Looks like keg installations from a previous test-bot
run are getting left over.
Work
51e4e64 was an attempt to fix this using git clean
. Didn't work; reverted in e13ff62. Martin thinks the issue was that the git
command is executed in the context of the tap the current job operates on, never for Homebrew/homebrew itself.
There's existing cleanup code at https://github.com/Homebrew/homebrew/blob/e13ff6294a0bbc28fc98d6f797b1b56ce93ecd67/Library/Homebrew/cmd/test-bot.rb#L633-L645 which already runs git clean -ffdx
. It's probably not addressing this because it's run inside the job's tap and not core $HOMEBREW_PREFIX
.
The cleanup code should be put in https://github.com/Homebrew/homebrew/blob/master/Library/Homebrew/cmd/test-bot.rb#L633-L645
It seems like the issue is that --cleanup
only affects the repo it's currently under - which would often be the main Homebrew repo for core PRs. But it should really clean up both the repo for the target tap (which gets clean formula code), and the main Homebrew prefix repo (which blows away all the kegs in the Cellar
).
That could explain why the failure for homebrew-science in #50546 is sporadic: if there are leftover kegs on the machine, the test-bot --cleanup
run on the tap PR wouldn't clean them up. But the next test run for a core PR would. But now after core/formula separation, core formula PRs are only ending up cleaning the homebrew/core tap, and not HOMEBREW_PREFIX
. Does that make sense?
Is the intent of --cleanup
to always clean up HOMEBREW_PREFIX
and remove installed formulae? If so, seems like we could fix this by just doing all the git
cleanup work on both @repository
and HOMEBREW_PREFIX
instead of just repository
like it does now.
I have a theory: the test-bot
sequence does install
on the dependent formulae it finds using brew uses
. And it later calls uninstall
on them. But it does not call uninstall
on their dependencies which were installed implicitly as a result of the brew install $(brew uses foo)
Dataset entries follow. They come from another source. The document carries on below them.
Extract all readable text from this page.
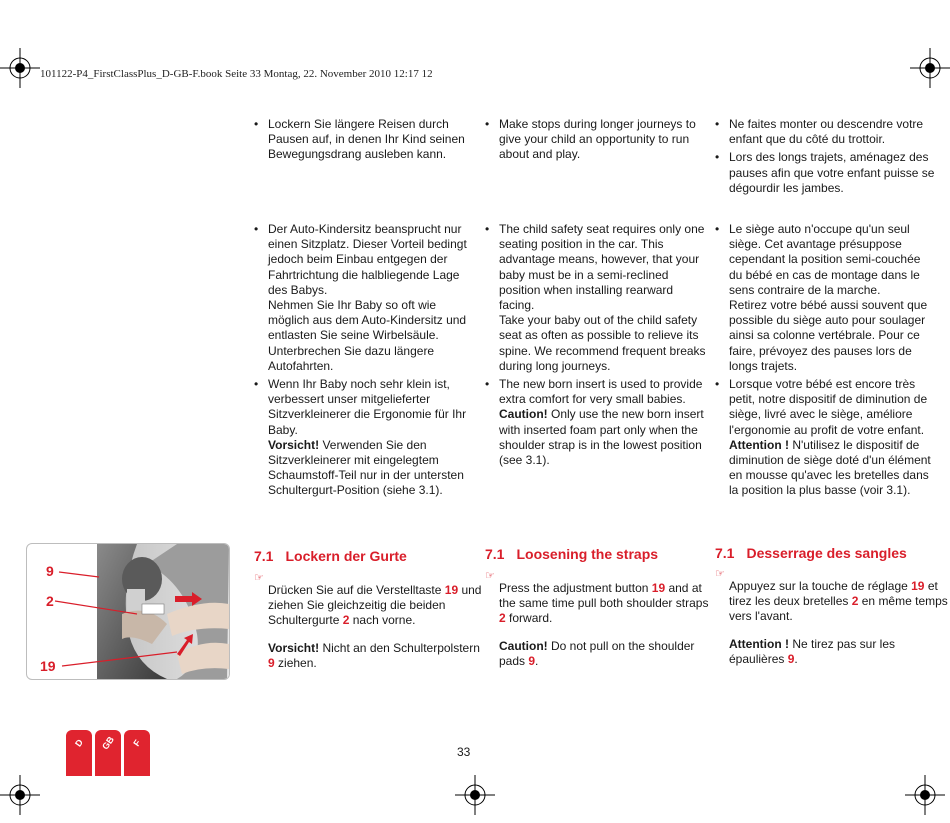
101122-P4_FirstClassPlus_D-GB-F.book Seite 33 Montag, 22. November 2010 12:17 12
• Lockern Sie längere Reisen durch Pausen auf, in denen Ihr Kind seinen Bewegungsdrang ausleben kann.
• Make stops during longer journeys to give your child an opportunity to run about and play.
• Ne faites monter ou descendre votre enfant que du côté du trottoir.
• Lors des longs trajets, aménagez des pauses afin que votre enfant puisse se dégourdir les jambes.

• Der Auto-Kindersitz beansprucht nur einen Sitzplatz. Dieser Vorteil bedingt jedoch beim Einbau entgegen der Fahrtrichtung die halbliegende Lage des Babys.

Nehmen Sie Ihr Baby so oft wie möglich aus dem Auto-Kindersitz und entlasten Sie seine Wirbelsäule. Unterbrechen Sie dazu längere Autofahrten.

• Wenn Ihr Baby noch sehr klein ist, verbessert unser mitgelieferter Sitzverkleinerer die Ergonomie für Ihr Baby.

Vorsicht! Verwenden Sie den Sitzverkleinerer mit eingelegtem Schaumstoff-Teil nur in der untersten Schultergurt-Position (siehe 3.1).

• The child safety seat requires only one seating position in the car. This advantage means, however, that your baby must be in a semi-reclined position when installing rearward facing.

Take your baby out of the child safety seat as often as possible to relieve its spine. We recommend frequent breaks during long journeys.

• The new born insert is used to provide extra comfort for very small babies.

Caution! Only use the new born insert with inserted foam part only when the shoulder strap is in the lowest position (see 3.1).

• Le siège auto n'occupe qu'un seul siège. Cet avantage présuppose cependant la position semi-couchée du bébé en cas de montage dans le sens contraire de la marche.

Retirez votre bébé aussi souvent que possible du siège auto pour soulager ainsi sa colonne vertébrale. Pour ce faire, prévoyez des pauses lors de longs trajets.

• Lorsque votre bébé est encore très petit, notre dispositif de diminution de siège, livré avec le siège, améliore l'ergonomie au profit de votre enfant.

Attention ! N'utilisez le dispositif de diminution de siège doté d'un élément en mousse qu'avec les bretelles dans la position la plus basse (voir 3.1).

9
2
19
7.1 Lockern der Gurte
☞

Drücken Sie auf die Verstelltaste 19 und ziehen Sie gleichzeitig die beiden Schultergurte 2 nach vorne.

Vorsicht! Nicht an den Schulterpolstern 9 ziehen.

7.1 Loosening the straps
☞

Press the adjustment button 19 and at the same time pull both shoulder straps 2 forward.

Caution! Do not pull on the shoulder pads 9.

7.1 Desserrage des sangles
☞

Appuyez sur la touche de réglage 19 et tirez les deux bretelles 2 en même temps vers l'avant.

Attention ! Ne tirez pas sur les épaulières 9.

D	GB	F
33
. That leaves those kegs installed after the test-bot
run unless cleanup was performed on the main HOMEBREW_PREFIX
repo, which results in uninstalling all formulae.
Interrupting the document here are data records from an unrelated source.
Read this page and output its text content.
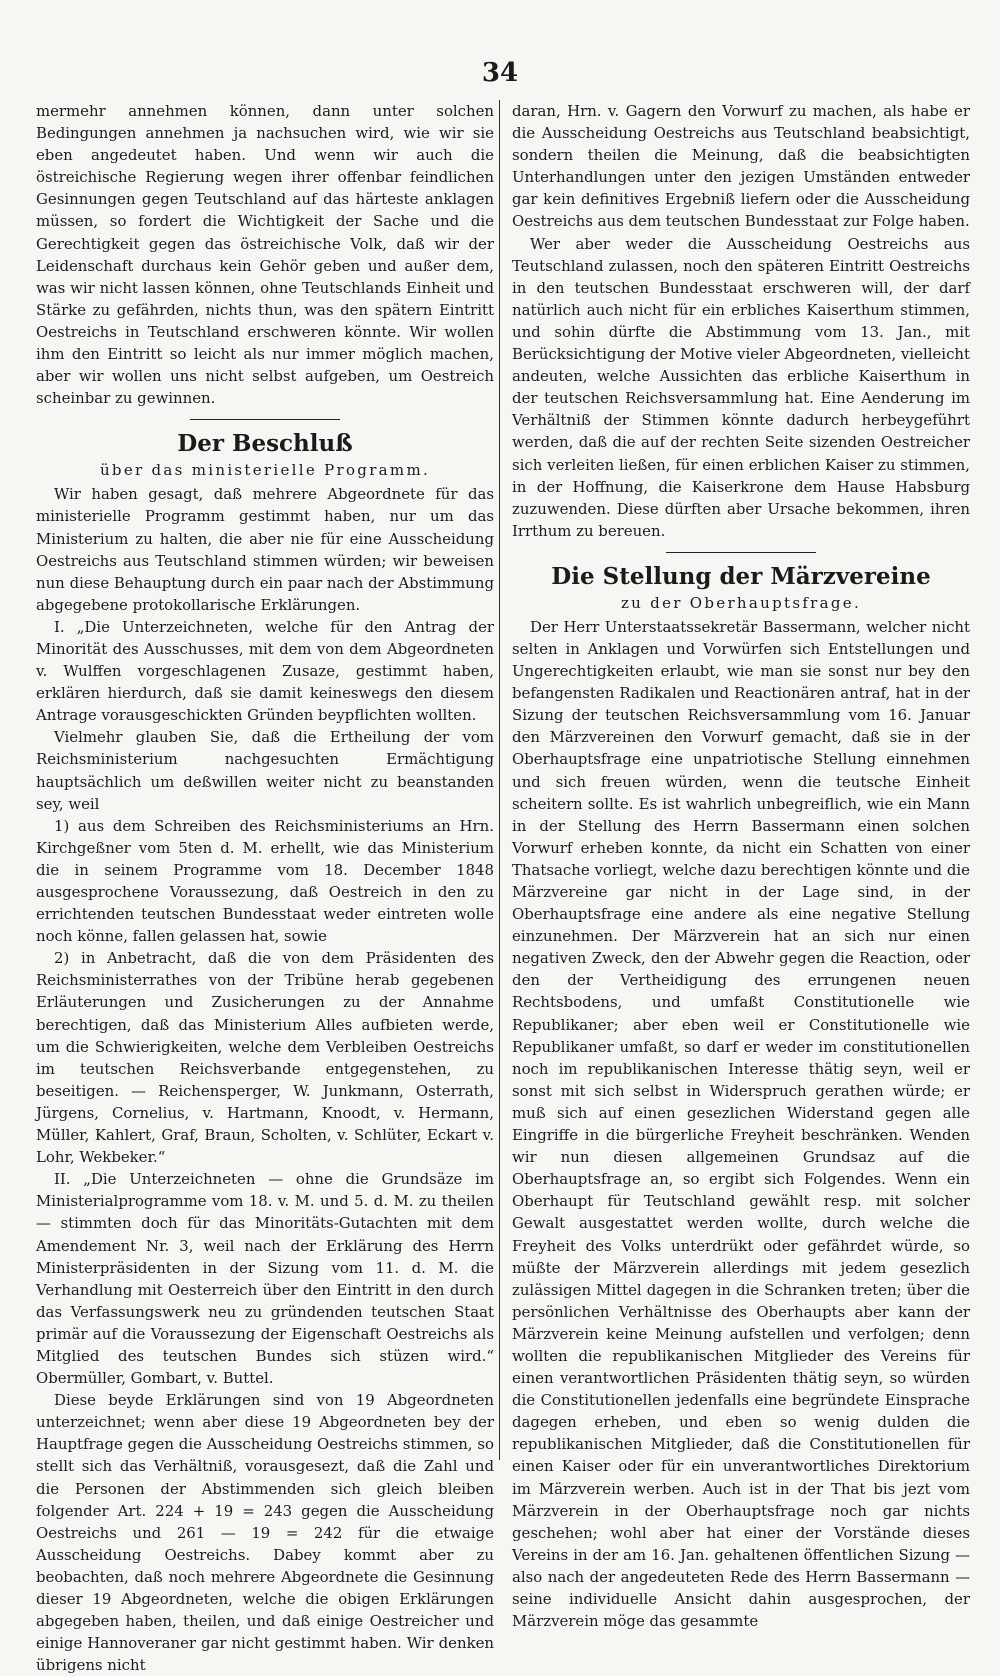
34

mermehr annehmen können, dann unter solchen Bedingungen annehmen ja nachsuchen wird, wie wir sie eben angedeutet haben. Und wenn wir auch die östreichische Regierung wegen ihrer offenbar feindlichen Gesinnungen gegen Teutschland auf das härteste anklagen müssen, so fordert die Wichtigkeit der Sache und die Gerechtigkeit gegen das östreichische Volk, daß wir der Leidenschaft durchaus kein Gehör geben und außer dem, was wir nicht lassen können, ohne Teutschlands Einheit und Stärke zu gefährden, nichts thun, was den spätern Eintritt Oestreichs in Teutschland erschweren könnte. Wir wollen ihm den Eintritt so leicht als nur immer möglich machen, aber wir wollen uns nicht selbst aufgeben, um Oestreich scheinbar zu gewinnen.

Der Beschluß
über das ministerielle Programm.

Wir haben gesagt, daß mehrere Abgeordnete für das ministerielle Programm gestimmt haben, nur um das Ministerium zu halten, die aber nie für eine Ausscheidung Oestreichs aus Teutschland stimmen würden; wir beweisen nun diese Behauptung durch ein paar nach der Abstimmung abgegebene protokollarische Erklärungen.

I. „Die Unterzeichneten, welche für den Antrag der Minorität des Ausschusses, mit dem von dem Abgeordneten v. Wulffen vorgeschlagenen Zusaze, gestimmt haben, erklären hierdurch, daß sie damit keineswegs den diesem Antrage vorausgeschickten Gründen beypflichten wollten.

Vielmehr glauben Sie, daß die Ertheilung der vom Reichsministerium nachgesuchten Ermächtigung hauptsächlich um deßwillen weiter nicht zu beanstanden sey, weil

1) aus dem Schreiben des Reichsministeriums an Hrn. Kirchgeßner vom 5ten d. M. erhellt, wie das Ministerium die in seinem Programme vom 18. December 1848 ausgesprochene Voraussezung, daß Oestreich in den zu errichtenden teutschen Bundesstaat weder eintreten wolle noch könne, fallen gelassen hat, sowie

2) in Anbetracht, daß die von dem Präsidenten des Reichsministerrathes von der Tribüne herab gegebenen Erläuterungen und Zusicherungen zu der Annahme berechtigen, daß das Ministerium Alles aufbieten werde, um die Schwierigkeiten, welche dem Verbleiben Oestreichs im teutschen Reichsverbande entgegenstehen, zu beseitigen. — Reichensperger, W. Junkmann, Osterrath, Jürgens, Cornelius, v. Hartmann, Knoodt, v. Hermann, Müller, Kahlert, Graf, Braun, Scholten, v. Schlüter, Eckart v. Lohr, Wekbeker.“

II. „Die Unterzeichneten — ohne die Grundsäze im Ministerialprogramme vom 18. v. M. und 5. d. M. zu theilen — stimmten doch für das Minoritäts-Gutachten mit dem Amendement Nr. 3, weil nach der Erklärung des Herrn Ministerpräsidenten in der Sizung vom 11. d. M. die Verhandlung mit Oesterreich über den Eintritt in den durch das Verfassungswerk neu zu gründenden teutschen Staat primär auf die Voraussezung der Eigenschaft Oestreichs als Mitglied des teutschen Bundes sich stüzen wird.“ Obermüller, Gombart, v. Buttel.

Diese beyde Erklärungen sind von 19 Abgeordneten unterzeichnet; wenn aber diese 19 Abgeordneten bey der Hauptfrage gegen die Ausscheidung Oestreichs stimmen, so stellt sich das Verhältniß, vorausgesezt, daß die Zahl und die Personen der Abstimmenden sich gleich bleiben folgender Art. 224 + 19 = 243 gegen die Ausscheidung Oestreichs und 261 — 19 = 242 für die etwaige Ausscheidung Oestreichs. Dabey kommt aber zu beobachten, daß noch mehrere Abgeordnete die Gesinnung dieser 19 Abgeordneten, welche die obigen Erklärungen abgegeben haben, theilen, und daß einige Oestreicher und einige Hannoveraner gar nicht gestimmt haben. Wir denken übrigens nicht

daran, Hrn. v. Gagern den Vorwurf zu machen, als habe er die Ausscheidung Oestreichs aus Teutschland beabsichtigt, sondern theilen die Meinung, daß die beabsichtigten Unterhandlungen unter den jezigen Umständen entweder gar kein definitives Ergebniß liefern oder die Ausscheidung Oestreichs aus dem teutschen Bundesstaat zur Folge haben.

Wer aber weder die Ausscheidung Oestreichs aus Teutschland zulassen, noch den späteren Eintritt Oestreichs in den teutschen Bundesstaat erschweren will, der darf natürlich auch nicht für ein erbliches Kaiserthum stimmen, und sohin dürfte die Abstimmung vom 13. Jan., mit Berücksichtigung der Motive vieler Abgeordneten, vielleicht andeuten, welche Aussichten das erbliche Kaiserthum in der teutschen Reichsversammlung hat. Eine Aenderung im Verhältniß der Stimmen könnte dadurch herbeygeführt werden, daß die auf der rechten Seite sizenden Oestreicher sich verleiten ließen, für einen erblichen Kaiser zu stimmen, in der Hoffnung, die Kaiserkrone dem Hause Habsburg zuzuwenden. Diese dürften aber Ursache bekommen, ihren Irrthum zu bereuen.

Die Stellung der Märzvereine
zu der Oberhauptsfrage.

Der Herr Unterstaatssekretär Bassermann, welcher nicht selten in Anklagen und Vorwürfen sich Entstellungen und Ungerechtigkeiten erlaubt, wie man sie sonst nur bey den befangensten Radikalen und Reactionären antraf, hat in der Sizung der teutschen Reichsversammlung vom 16. Januar den Märzvereinen den Vorwurf gemacht, daß sie in der Oberhauptsfrage eine unpatriotische Stellung einnehmen und sich freuen würden, wenn die teutsche Einheit scheitern sollte. Es ist wahrlich unbegreiflich, wie ein Mann in der Stellung des Herrn Bassermann einen solchen Vorwurf erheben konnte, da nicht ein Schatten von einer Thatsache vorliegt, welche dazu berechtigen könnte und die Märzvereine gar nicht in der Lage sind, in der Oberhauptsfrage eine andere als eine negative Stellung einzunehmen. Der Märzverein hat an sich nur einen negativen Zweck, den der Abwehr gegen die Reaction, oder den der Vertheidigung des errungenen neuen Rechtsbodens, und umfaßt Constitutionelle wie Republikaner; aber eben weil er Constitutionelle wie Republikaner umfaßt, so darf er weder im constitutionellen noch im republikanischen Interesse thätig seyn, weil er sonst mit sich selbst in Widerspruch gerathen würde; er muß sich auf einen gesezlichen Widerstand gegen alle Eingriffe in die bürgerliche Freyheit beschränken. Wenden wir nun diesen allgemeinen Grundsaz auf die Oberhauptsfrage an, so ergibt sich Folgendes. Wenn ein Oberhaupt für Teutschland gewählt resp. mit solcher Gewalt ausgestattet werden wollte, durch welche die Freyheit des Volks unterdrükt oder gefährdet würde, so müßte der Märzverein allerdings mit jedem gesezlich zulässigen Mittel dagegen in die Schranken treten; über die persönlichen Verhältnisse des Oberhaupts aber kann der Märzverein keine Meinung aufstellen und verfolgen; denn wollten die republikanischen Mitglieder des Vereins für einen verantwortlichen Präsidenten thätig seyn, so würden die Constitutionellen jedenfalls eine begründete Einsprache dagegen erheben, und eben so wenig dulden die republikanischen Mitglieder, daß die Constitutionellen für einen Kaiser oder für ein unverantwortliches Direktorium im Märzverein werben. Auch ist in der That bis jezt vom Märzverein in der Oberhauptsfrage noch gar nichts geschehen; wohl aber hat einer der Vorstände dieses Vereins in der am 16. Jan. gehaltenen öffentlichen Sizung — also nach der angedeuteten Rede des Herrn Bassermann — seine individuelle Ansicht dahin ausgesprochen, der Märzverein möge das gesammte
And if some of those indirectly-installed dependencies themselves have dependencies on some of the formula that brew uninstall unchanged_depdencies
removed, they now have broken dependencies, and will show up in the next brew doctor
run. Or if any of the indirectly-installed dependencies install anything to sbin
, then you'll get that other brew doctor
warning.
Do we always want to uninstall all formulae after a brew test-bot
run? Maybe we could just do brew uninstall $(brew ls)
in cleanup_before
and cleanup_after
as a quick fix.
I think that's the tested formula's own dependencies will be left over on the machine after the test-bot
run, too. But there's no chance of them getting their dependencies broken because they won't depend on the tested formula its dependents, because that would cause a dependency cycle, which brew
doesn't allow. So they'd only be a problem if they put stuff in sbin
.
I'm thinking we still need to cleanup tap files as well to avoid cross-tap jobs interference. So how about below commands run in Jenkins config similar to our travis config.
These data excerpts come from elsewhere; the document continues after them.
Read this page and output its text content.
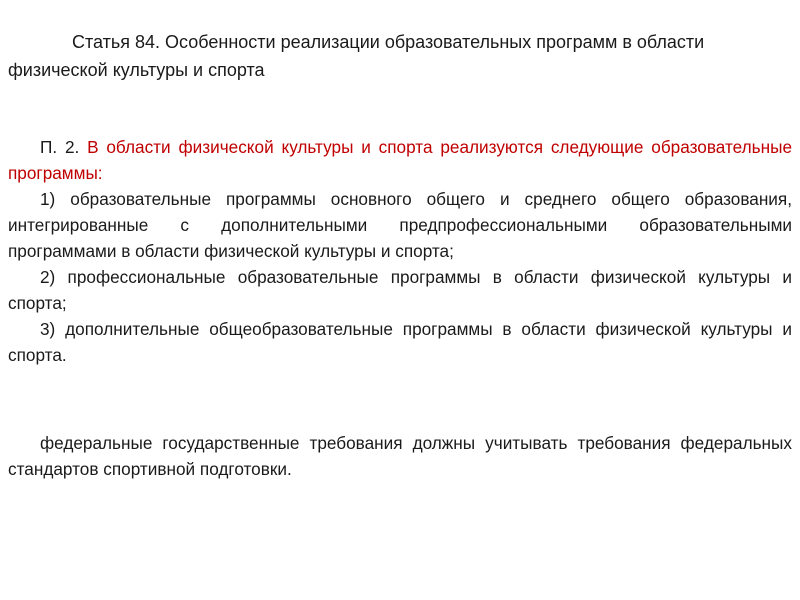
Статья 84. Особенности реализации образовательных программ в области физической культуры и спорта

П. 2. В области физической культуры и спорта реализуются следующие образовательные программы:

1) образовательные программы основного общего и среднего общего образования, интегрированные с дополнительными предпрофессиональными образовательными программами в области физической культуры и спорта;

2) профессиональные образовательные программы в области физической культуры и спорта;

3) дополнительные общеобразовательные программы в области физической культуры и спорта.

федеральные государственные требования должны учитывать требования федеральных стандартов спортивной подготовки.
git -C "$(brew --repo)" reset --hard origin/master
git -C "$(brew --repo)" clean -qxdff
Yeah, the git reset
/git clean
is better.
Wouldn't it make more sense to do those in cleanup_before
and cleanup_after
inside test-bot
, though, so people running it interactively get similar results, and we rely less on the Jenkins configuration?
Yes you are right.
I put in a fix in 1e92c7f which will do the git clean
on the core repo as well as the tap being tested.
Some of its work is redundant: since the taps are under the core repo, a single git clean -xdff
on the core should take care of all the taps too, I think. And some of the code could be refactored. But I wanted to make the minimal changes to get it working now.
Reopening until this is actually tested. (It got auto-closed when I pushed the commit.)
That didn't work. (Stored log here.)
It did: git clean -ffdx
in the core repo in both of the cleanup_*
methods. That broke the Homebrew installation because it blew away the taps under Library/Taps
.
==> Updated Formulae
cassandra
+ brew test-bot --ci-pr
["--ci-pr", "--cleanup", "--junit", "--local"]
HEAD is now at 1e92c7f test-bot: have --cleanup clean core repo as well as tested tap
Already on 'master'
Removing Cellar/
...
Removing Library/Taps/
...
==> git reset --hard
Error: No such file or directory - /usr/local/Library/Taps/homebrew/homebrew-core
==> FAILED
/usr/local/Library/Homebrew/extend/pathname.rb:328:in `chdir': No such file or directory - /usr/local/Library/Taps/homebrew/homebrew-core (Errno::ENOENT)
from /usr/local/Library/Homebrew/extend/pathname.rb:328:in `cd'
from /usr/local/Library/Homebrew/cmd/test-bot.rb:155:in `block in run'
from /usr/local/Library/Homebrew/cmd/test-bot.rb:150:in `fork'
from /usr/local/Library/Homebrew/cmd/test-bot.rb:150:in `run'
from /usr/local/Library/Homebrew/cmd/test-bot.rb:687:in `test'
from /usr/local/Library/Homebrew/cmd/test-bot.rb:665:in `cleanup_after'
from /usr/local/Library/Homebrew/cmd/test-bot.rb:741:in `ensure in run'
from /usr/local/Library/Homebrew/cmd/test-bot.rb:741:in `run'
from /usr/local/Library/Homebrew/cmd/test-bot.rb:910:in `test_bot'
from /usr/local/Library/brew.rb:84:in `<main>'
Build step 'Execute shell' marked build as failure
It needs to be done with either a single -f
or to --exclude /Library/Taps
. I put in another commit 235d819 to do it the --exclude /Library/Taps
way, keeping the extra -f
in case there are other git-controlled droppings around.
Testing this now.
Here's the Jenkins run with that change. Yosemite and El Capitan succeeded. Mavericks failed, but with an error in brew test fasd
, which looks like an actual issue with that PR, not this brew doctor
stuff.
I think this might be fixed. Going to requeue a couple additional runs, including alternating between different taps, to see if it's really working.
Reopening. (Adding the commit to homebrew/brew
triggered the auto-closing. Might have to watch out for that if we're keeping them in parallel.)
Okay, I think this is fixed now. Incoming test jobs are running okay, and we've seen some from multiple taps.
Many thanks for figuring this out! 🙇 Yesterday night I was obviously too tired to get this right …